Ao contrário do que pensam alguns generais de pijama sócios do Clube Militar, ansiosos por assinar manifestos contra decisões voltadas a esclarecer partes obscuras da história recente no Brasil, comissão da verdade não é jabuticaba. Não existe só no Brasil, nem foi inventada por algum dragão da maldade tupiniquim com espírito revanchista.
Comissões da verdade já foram realizadas em cerca de 40 países, sempre voltadas a jogar luz sobre um período sombrio do passado, quando abusos foram cometidos e camuflados. Não se fazem com espírito vingativo, e sim com o objetivo de arejar a memória nacional, para evitar esquecimento e distorção, que impedem os cidadãos de aprender as lições de sua própria história.

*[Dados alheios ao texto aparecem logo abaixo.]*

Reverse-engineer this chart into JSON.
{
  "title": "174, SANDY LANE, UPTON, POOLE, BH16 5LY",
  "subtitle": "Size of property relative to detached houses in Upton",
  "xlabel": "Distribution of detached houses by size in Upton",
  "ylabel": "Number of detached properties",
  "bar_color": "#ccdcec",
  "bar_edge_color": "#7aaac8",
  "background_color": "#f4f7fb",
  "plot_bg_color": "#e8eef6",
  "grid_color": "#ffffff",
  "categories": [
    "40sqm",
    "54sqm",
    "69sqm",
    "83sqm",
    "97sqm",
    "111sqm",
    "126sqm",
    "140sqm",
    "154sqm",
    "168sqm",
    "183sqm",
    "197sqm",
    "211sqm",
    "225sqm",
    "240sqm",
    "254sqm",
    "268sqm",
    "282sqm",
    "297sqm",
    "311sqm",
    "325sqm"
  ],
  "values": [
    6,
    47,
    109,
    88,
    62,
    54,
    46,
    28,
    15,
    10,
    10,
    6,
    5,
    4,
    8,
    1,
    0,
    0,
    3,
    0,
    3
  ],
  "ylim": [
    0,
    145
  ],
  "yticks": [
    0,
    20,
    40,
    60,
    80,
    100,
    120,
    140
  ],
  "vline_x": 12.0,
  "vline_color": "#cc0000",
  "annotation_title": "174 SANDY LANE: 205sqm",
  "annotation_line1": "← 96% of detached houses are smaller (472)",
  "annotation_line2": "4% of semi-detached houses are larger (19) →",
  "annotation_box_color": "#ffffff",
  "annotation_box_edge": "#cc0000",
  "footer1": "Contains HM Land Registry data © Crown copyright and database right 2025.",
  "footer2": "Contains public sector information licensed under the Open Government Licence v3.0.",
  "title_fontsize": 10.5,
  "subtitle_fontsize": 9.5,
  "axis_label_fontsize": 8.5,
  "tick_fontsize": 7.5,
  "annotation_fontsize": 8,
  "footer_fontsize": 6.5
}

Algumas dessas comissões se tornaram mais conhecidas dos brasileiros, como as da Argentina e do Chile, talvez porque os abusos em discussão nesses países vizinhos fossem parecidos com os nossos: militares no comando de ditaduras direitistas e repressivas que apelaram para a brutalidade na repressão a alguns grupos que se opunham ao governo.

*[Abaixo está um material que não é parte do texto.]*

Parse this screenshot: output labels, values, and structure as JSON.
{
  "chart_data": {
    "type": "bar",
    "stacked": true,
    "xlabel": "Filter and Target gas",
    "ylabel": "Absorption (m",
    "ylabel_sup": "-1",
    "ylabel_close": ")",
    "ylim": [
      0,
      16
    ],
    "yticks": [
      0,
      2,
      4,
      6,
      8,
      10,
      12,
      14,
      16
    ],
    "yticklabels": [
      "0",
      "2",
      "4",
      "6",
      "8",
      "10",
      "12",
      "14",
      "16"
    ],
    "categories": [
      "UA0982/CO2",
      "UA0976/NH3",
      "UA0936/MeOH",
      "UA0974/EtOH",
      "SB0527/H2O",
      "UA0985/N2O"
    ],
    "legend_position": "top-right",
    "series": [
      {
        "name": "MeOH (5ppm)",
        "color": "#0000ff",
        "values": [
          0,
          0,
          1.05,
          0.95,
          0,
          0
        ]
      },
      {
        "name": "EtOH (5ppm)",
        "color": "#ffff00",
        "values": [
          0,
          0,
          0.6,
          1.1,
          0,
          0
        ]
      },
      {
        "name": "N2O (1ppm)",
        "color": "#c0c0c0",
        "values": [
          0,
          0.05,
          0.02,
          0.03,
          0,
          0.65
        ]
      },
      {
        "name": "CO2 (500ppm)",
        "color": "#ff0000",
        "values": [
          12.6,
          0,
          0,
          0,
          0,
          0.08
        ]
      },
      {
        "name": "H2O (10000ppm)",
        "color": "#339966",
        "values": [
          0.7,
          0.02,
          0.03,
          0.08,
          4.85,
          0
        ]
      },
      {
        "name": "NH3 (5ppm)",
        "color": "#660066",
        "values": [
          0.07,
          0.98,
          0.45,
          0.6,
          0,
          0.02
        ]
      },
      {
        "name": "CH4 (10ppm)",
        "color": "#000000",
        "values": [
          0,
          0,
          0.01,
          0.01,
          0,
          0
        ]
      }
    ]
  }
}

Como de hábito em situações desse tipo, opositores moderados acabaram vítimas de prisões arbitrárias, tortura e assassinato (Vladimir Herzog é um bom exemplo) tanto quanto militantes que tomaram em armas (Lamarca e Mariguela) contra o regime.
Outros latino-americanos também tiveram comissões importantes, como a Guatemala, que examinou as atrocidades dos militares contra a população, inclusive os índios maias, em nome de uma suposta guerra contra a subversão comunista. Mesma situação no vizinho El Salvador, que também passou por um período de forte repressão contra ativistas armados e civis encontrados pelo caminho de militares obcecados em caçar comunistas.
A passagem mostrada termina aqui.